Similarly, in this case, the defendant's prior acts of sexual misconduct and the testimony of the psychiatric experts provided sufficient basis to permit the judge as trier of the facts to draw the inference of likelihood of future attacks or infliction of injury. The determination of sexual dangerousness is a legal and not a psychiatric question. In an analogous context, the Supreme Court has spoken of "the critical function of introducing into the process a lay judgment, reflecting values generally held in the community,
concerning the kinds of potential harm that justify the State in confining a person for compulsory treatment." Humphrey v. Cady, 405 U.S. 504, 509 (1972). It is for this reason that the statutory requirement of prediction must rest with the judge, based on all the evidence, and not be delegated to experts. Commonwealth v. Masskow, 362 Mass. 662 , 670-671 (1972). Commonwealth v. Smith, 357 Mass. 168 , 176-178 (1970). Attorney Gen. v. A Book Named "Naked Lunch," 351 Mass. 298 , 302-305 (Reardon, J., dissenting), 311 (Kirk, J., dissenting) (1966). Psychiatric testimony may be probative of this matter, but it is not conclusive. [Note 3] We are of opinion that the finding of the trial judge was amply warranted.
[Note 1] Dr. Wedrow also testified at the hearing, but the judge ordered his testimony struck because the doctor considered police reports and a prior examination of the defendant which had not been preceded by a proper warning.
[Note 2] At a time when the ability of psychiatrists to make reliable predictions has become a matter of legal and psychiatric controversy, it would be anomalous to require a trial judge to defer to conclusory expert testimony containing the "reasonable doubt" language. See Commonwealth v. Smith, 357 Mass. 168 , 176-181 (1970); A.A. Stone, Mental Health and Law: A System in Transition, 25-40, 179-198 (1975); Developments in the Law -- Civil Commitment of the Mentally Ill, 87 Harv. L. Rev. 1190, 1236-1244 (1974); Diamond, The Psychiatric Prediction of Dangerousness, 123 U. Pa. L. Rev. 439 (1974); Ennis & Litwack, Psychiatry and the Presumption of Expertise: Flipping Coins in the Courtroom, 62 Calif. L. Rev. 693 (1974); Kozol & others, The Diagnosis and Treatment of Dangerousness, 18 Crime & Delinquency 371 (1972).
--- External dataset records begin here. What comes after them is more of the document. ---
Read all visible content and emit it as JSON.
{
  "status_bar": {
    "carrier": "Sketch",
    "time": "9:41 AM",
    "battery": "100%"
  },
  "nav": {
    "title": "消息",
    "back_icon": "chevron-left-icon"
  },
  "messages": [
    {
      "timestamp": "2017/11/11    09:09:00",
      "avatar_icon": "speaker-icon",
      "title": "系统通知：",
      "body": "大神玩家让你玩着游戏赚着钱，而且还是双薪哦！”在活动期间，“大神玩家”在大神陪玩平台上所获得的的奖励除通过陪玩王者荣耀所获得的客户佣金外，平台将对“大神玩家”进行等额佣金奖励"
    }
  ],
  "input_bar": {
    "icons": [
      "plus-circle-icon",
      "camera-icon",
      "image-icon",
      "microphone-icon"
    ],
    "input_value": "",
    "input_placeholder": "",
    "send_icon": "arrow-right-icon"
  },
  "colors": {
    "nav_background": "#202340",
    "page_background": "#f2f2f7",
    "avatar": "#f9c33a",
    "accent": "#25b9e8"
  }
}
[Note 3] Compare the formulation of Bazelon, C.J., in Cross v. Harris, 418 F.2d 1095, 1100-1101 (D.C. Cir. 1969), regarding an analogous issue under the sexual psychopath act of the District of Columbia: "It is particularly important that courts not allow . . . [the question of likelihood of harm] to devolve, by default, upon the expert witnesses. Psychiatrists should not be asked to testify, without more, simply whether future behavior or threatened harm is `likely' to occur. For the psychiatrist `may -- in his own mind -- be defining "likely" to mean anything from virtual certainty to slightly above chance. And his definition will not be a reflection of any expertise, but . . . of his own personal preference for safety or liberty.' Of course, psychiatrists may be unable or unwilling to provide a precise numerical estimate of probabilities, and we are not attempting so to limit their testimony. But questioning can and should bring out the expert witness's meaning when he testifies that expected harm is or is not `likely.' Only when this has been done can the court properly separate the factual question -- what degree of likelihood exists in a particular case -- from the legal one -- whether the degree of likelihood that has been found to exist provides a justification for commitment" (footnotes omitted).